I don’t know… But another fascinating topic in my lectures of nature versus nurture had to do with a baby’s date of conception, date of birth, and what happened in between. Think back to when you were in high school or college. Did you have a group of friends that clicked? That all kind of thought in similar ways? People born in the same century or the same decade had many similarities. Aren’t there huge differences between people born in the 1950’s versus those born in the 1990’s? Chinese astrology narrows this down ever further, to people born in the same year.

I learned in my health coaching studies that seasons matter as well. I was born in August, so I was conceived in November. Thus my mom probably ate heartier foods in the winter months, like stews, meats and root vegetables, which contributed to having a strong, sturdy and grounded baby. Yup, that’s me 😉

Contrast that with a baby conceived in March and born December. Mom is pregnant mostly in spring and summer, where people typically eat lighter and more cooling foods, so baby is constructed with more salads, fruits and vegetables than meats. This might result in a more sensitive, balanced and intuitive child.
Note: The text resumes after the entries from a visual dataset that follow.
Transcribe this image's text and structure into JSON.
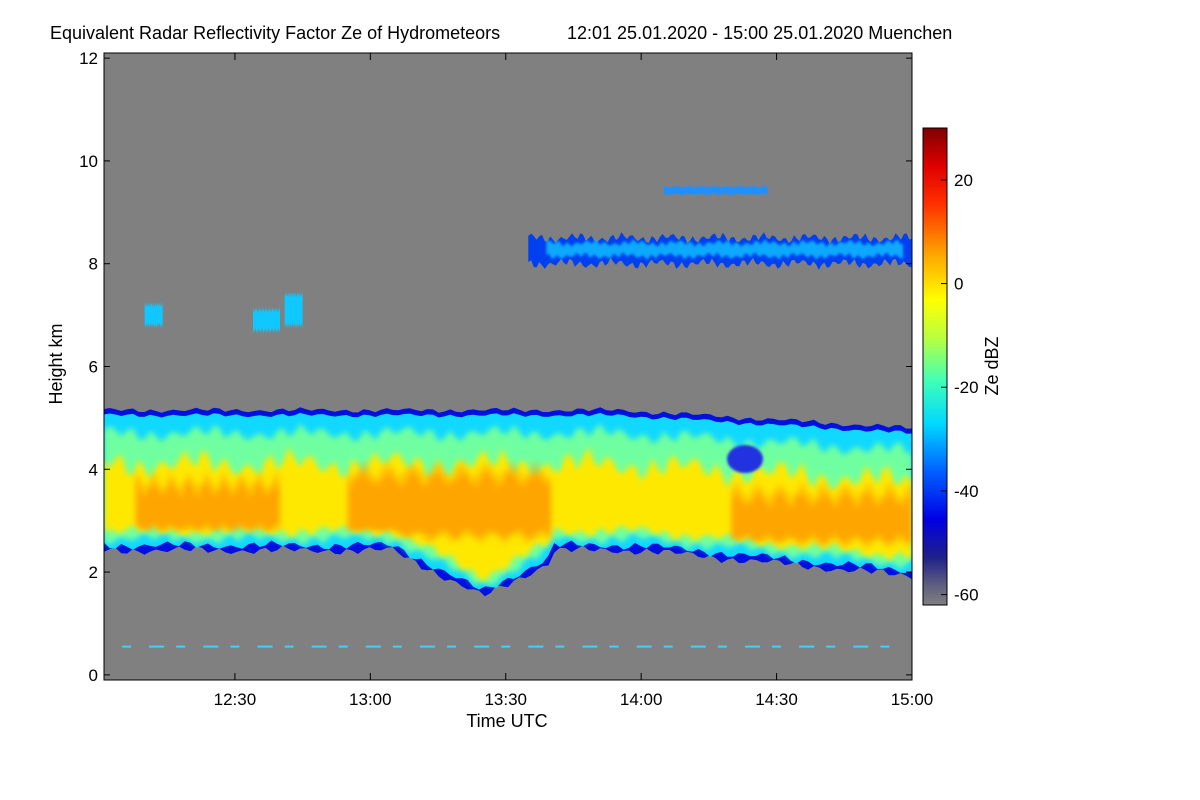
{
  "chart_data": {
    "type": "heatmap",
    "title": "Equivalent Radar Reflectivity Factor Ze of Hydrometeors",
    "subtitle": "12:01 25.01.2020 - 15:00 25.01.2020 Muenchen",
    "xlabel": "Time UTC",
    "ylabel": "Height km",
    "x_ticks": [
      {
        "label": "12:30",
        "minutes": 30
      },
      {
        "label": "13:00",
        "minutes": 60
      },
      {
        "label": "13:30",
        "minutes": 90
      },
      {
        "label": "14:00",
        "minutes": 120
      },
      {
        "label": "14:30",
        "minutes": 150
      },
      {
        "label": "15:00",
        "minutes": 180
      }
    ],
    "x_range_minutes_after_12_00": [
      1,
      180
    ],
    "y_ticks": [
      0,
      2,
      4,
      6,
      8,
      10,
      12
    ],
    "ylim_km": [
      -0.1,
      12.1
    ],
    "colorbar": {
      "label": "Ze dBZ",
      "range": [
        -62,
        30
      ],
      "ticks": [
        20,
        0,
        -20,
        -40,
        -60
      ]
    },
    "no_signal_color": "#808080",
    "features": [
      {
        "name": "main stratiform layer",
        "time_min": [
          1,
          180
        ],
        "base_km": 2.5,
        "top_km": 5.1,
        "typical_dbz": -10,
        "core_dbz": 5
      },
      {
        "name": "fall streaks",
        "time_min": [
          60,
          100
        ],
        "lowest_base_km": 1.6,
        "core_dbz": 8
      },
      {
        "name": "upper ice layer",
        "time_min": [
          95,
          180
        ],
        "base_km": 8.0,
        "top_km": 8.5,
        "typical_dbz": -35
      },
      {
        "name": "isolated echo",
        "time_min": [
          125,
          148
        ],
        "base_km": 9.35,
        "top_km": 9.5,
        "typical_dbz": -32
      },
      {
        "name": "mid-level patches",
        "time_min": [
          10,
          45
        ],
        "base_km": 6.7,
        "top_km": 7.4,
        "typical_dbz": -30
      },
      {
        "name": "near-surface clutter",
        "time_min": [
          5,
          175
        ],
        "height_km": 0.55,
        "typical_dbz": -30
      }
    ]
  }
}
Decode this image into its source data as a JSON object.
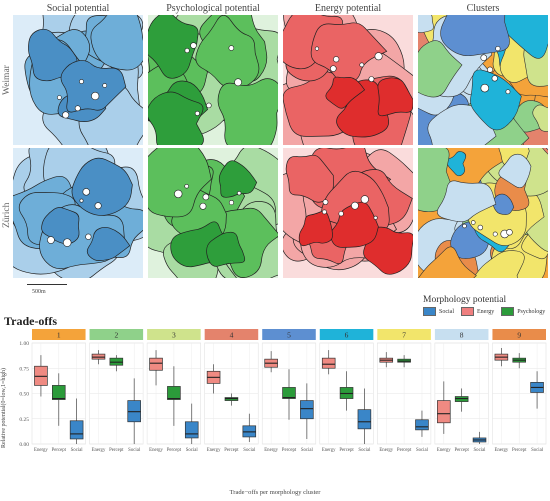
{
  "maps": {
    "columns": [
      "Social potential",
      "Psychological potential",
      "Energy potential",
      "Clusters"
    ],
    "rows": [
      "Weimar",
      "Zürich"
    ],
    "palettes": {
      "social": [
        "#dcecf8",
        "#aacfea",
        "#6eaed8",
        "#4a8fc5"
      ],
      "psych": [
        "#dff2dd",
        "#a9dca3",
        "#5cbf5c",
        "#2e9e3b"
      ],
      "energy": [
        "#fadcdc",
        "#f3a6a6",
        "#ea6464",
        "#df2d2d"
      ],
      "clusters": [
        "#f4a33a",
        "#8fd18a",
        "#cfe38c",
        "#e4836c",
        "#5d8fd1",
        "#1fb3d9",
        "#f2e56b",
        "#c7dff0",
        "#e98c4a"
      ]
    },
    "scale_label": "500m"
  },
  "legend": {
    "title": "Morphology potential",
    "items": [
      {
        "label": "Social",
        "color": "#3a86c8"
      },
      {
        "label": "Energy",
        "color": "#ef7f7f"
      },
      {
        "label": "Psychology",
        "color": "#2b9b3a"
      }
    ]
  },
  "tradeoffs_title": "Trade-offs",
  "chart_data": {
    "type": "boxplot",
    "facets": [
      "1",
      "2",
      "3",
      "4",
      "5",
      "6",
      "7",
      "8",
      "9"
    ],
    "facet_colors": [
      "#f4a33a",
      "#8fd18a",
      "#cfe38c",
      "#e4836c",
      "#5d8fd1",
      "#1fb3d9",
      "#f2e56b",
      "#c7dff0",
      "#e98c4a"
    ],
    "categories": [
      "Energy",
      "Percept",
      "Social"
    ],
    "series_colors": [
      "#ef8a82",
      "#2b9b3a",
      "#3a86c8"
    ],
    "ylim": [
      0,
      1
    ],
    "yticks": [
      "0.00",
      "0.25",
      "0.50",
      "0.75",
      "1.00"
    ],
    "ytick_values": [
      0,
      0.25,
      0.5,
      0.75,
      1.0
    ],
    "ylabel": "Relative potential(0=low,1=high)",
    "xlabel": "Trade−offs per morphology cluster",
    "boxes": [
      [
        [
          0.47,
          0.58,
          0.67,
          0.77,
          0.88
        ],
        [
          0.18,
          0.44,
          0.45,
          0.58,
          0.7
        ],
        [
          0.0,
          0.05,
          0.1,
          0.23,
          0.45
        ]
      ],
      [
        [
          0.79,
          0.84,
          0.86,
          0.89,
          0.93
        ],
        [
          0.72,
          0.78,
          0.81,
          0.85,
          0.88
        ],
        [
          0.0,
          0.22,
          0.32,
          0.43,
          0.65
        ]
      ],
      [
        [
          0.58,
          0.73,
          0.8,
          0.85,
          0.93
        ],
        [
          0.18,
          0.44,
          0.45,
          0.57,
          0.77
        ],
        [
          0.0,
          0.06,
          0.1,
          0.22,
          0.4
        ]
      ],
      [
        [
          0.5,
          0.6,
          0.66,
          0.72,
          0.79
        ],
        [
          0.38,
          0.43,
          0.45,
          0.46,
          0.5
        ],
        [
          0.02,
          0.07,
          0.12,
          0.18,
          0.3
        ]
      ],
      [
        [
          0.71,
          0.76,
          0.8,
          0.84,
          0.92
        ],
        [
          0.24,
          0.45,
          0.46,
          0.56,
          0.74
        ],
        [
          0.05,
          0.25,
          0.35,
          0.43,
          0.6
        ]
      ],
      [
        [
          0.69,
          0.75,
          0.79,
          0.85,
          0.93
        ],
        [
          0.33,
          0.45,
          0.5,
          0.56,
          0.72
        ],
        [
          0.0,
          0.15,
          0.22,
          0.34,
          0.55
        ]
      ],
      [
        [
          0.76,
          0.81,
          0.83,
          0.85,
          0.91
        ],
        [
          0.76,
          0.81,
          0.82,
          0.84,
          0.88
        ],
        [
          0.07,
          0.14,
          0.17,
          0.24,
          0.33
        ]
      ],
      [
        [
          0.1,
          0.21,
          0.3,
          0.43,
          0.62
        ],
        [
          0.32,
          0.42,
          0.45,
          0.47,
          0.55
        ],
        [
          0.0,
          0.02,
          0.04,
          0.06,
          0.12
        ]
      ],
      [
        [
          0.77,
          0.83,
          0.86,
          0.89,
          0.95
        ],
        [
          0.75,
          0.81,
          0.83,
          0.85,
          0.9
        ],
        [
          0.35,
          0.51,
          0.56,
          0.61,
          0.72
        ]
      ]
    ],
    "grid": true
  },
  "labels": {
    "ylabel": "Relative potential(0=low,1=high)",
    "xlabel": "Trade−offs per morphology cluster"
  }
}
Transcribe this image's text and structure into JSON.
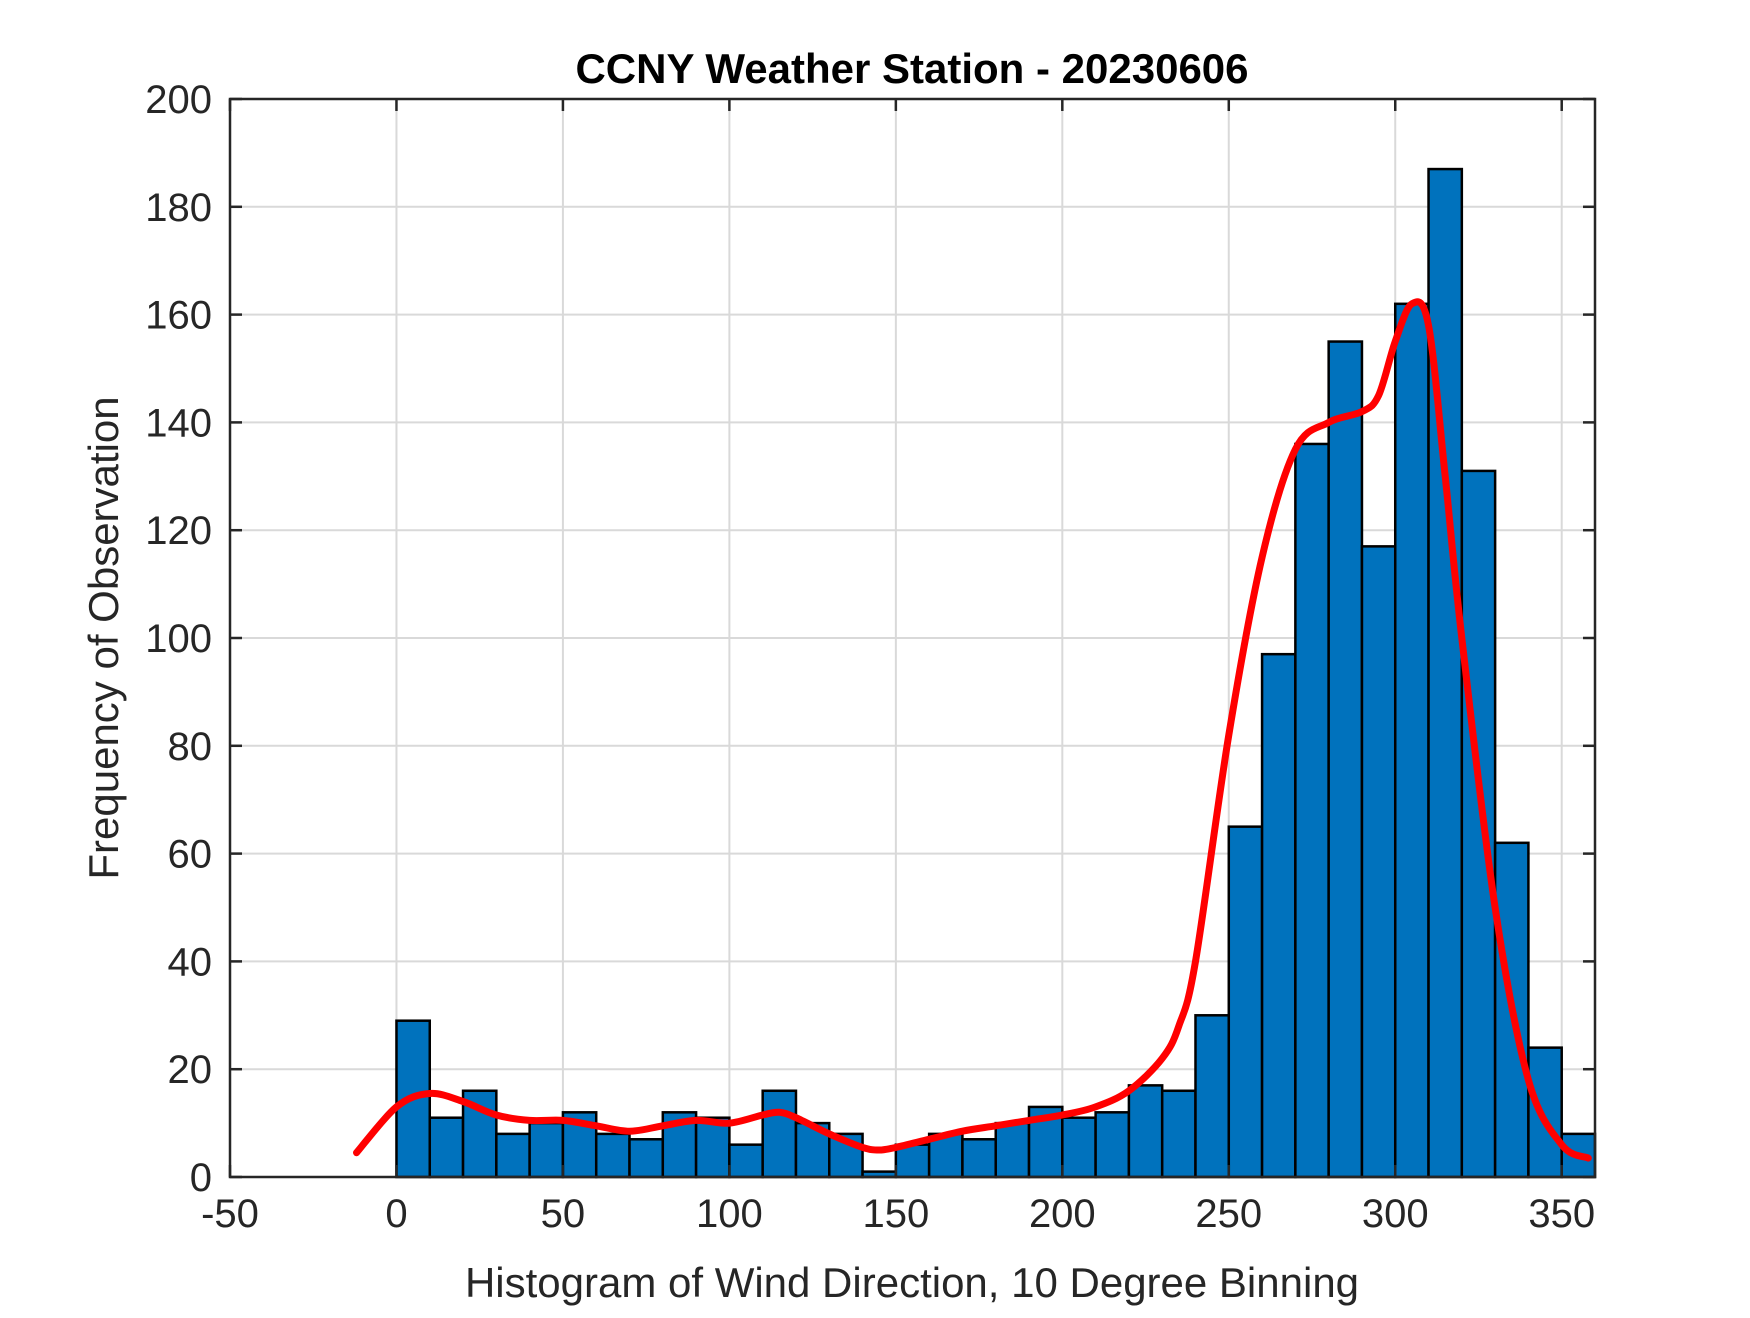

Some other interesting insights: babies born at midnight may have more tranquility in their lives and those born at sunrise have an affinity for sunrises. For me, watching a sunrise (which is when I was born) is like a renewal of life force. Every time! Babies born near the ocean are typically more active and physically oriented versus those born in mountainous areas, which tend to be more inward and spiritual. And those born near the equator are frequently more balanced overall.

Obviously this is not an exact science. But it is fascinating to consider.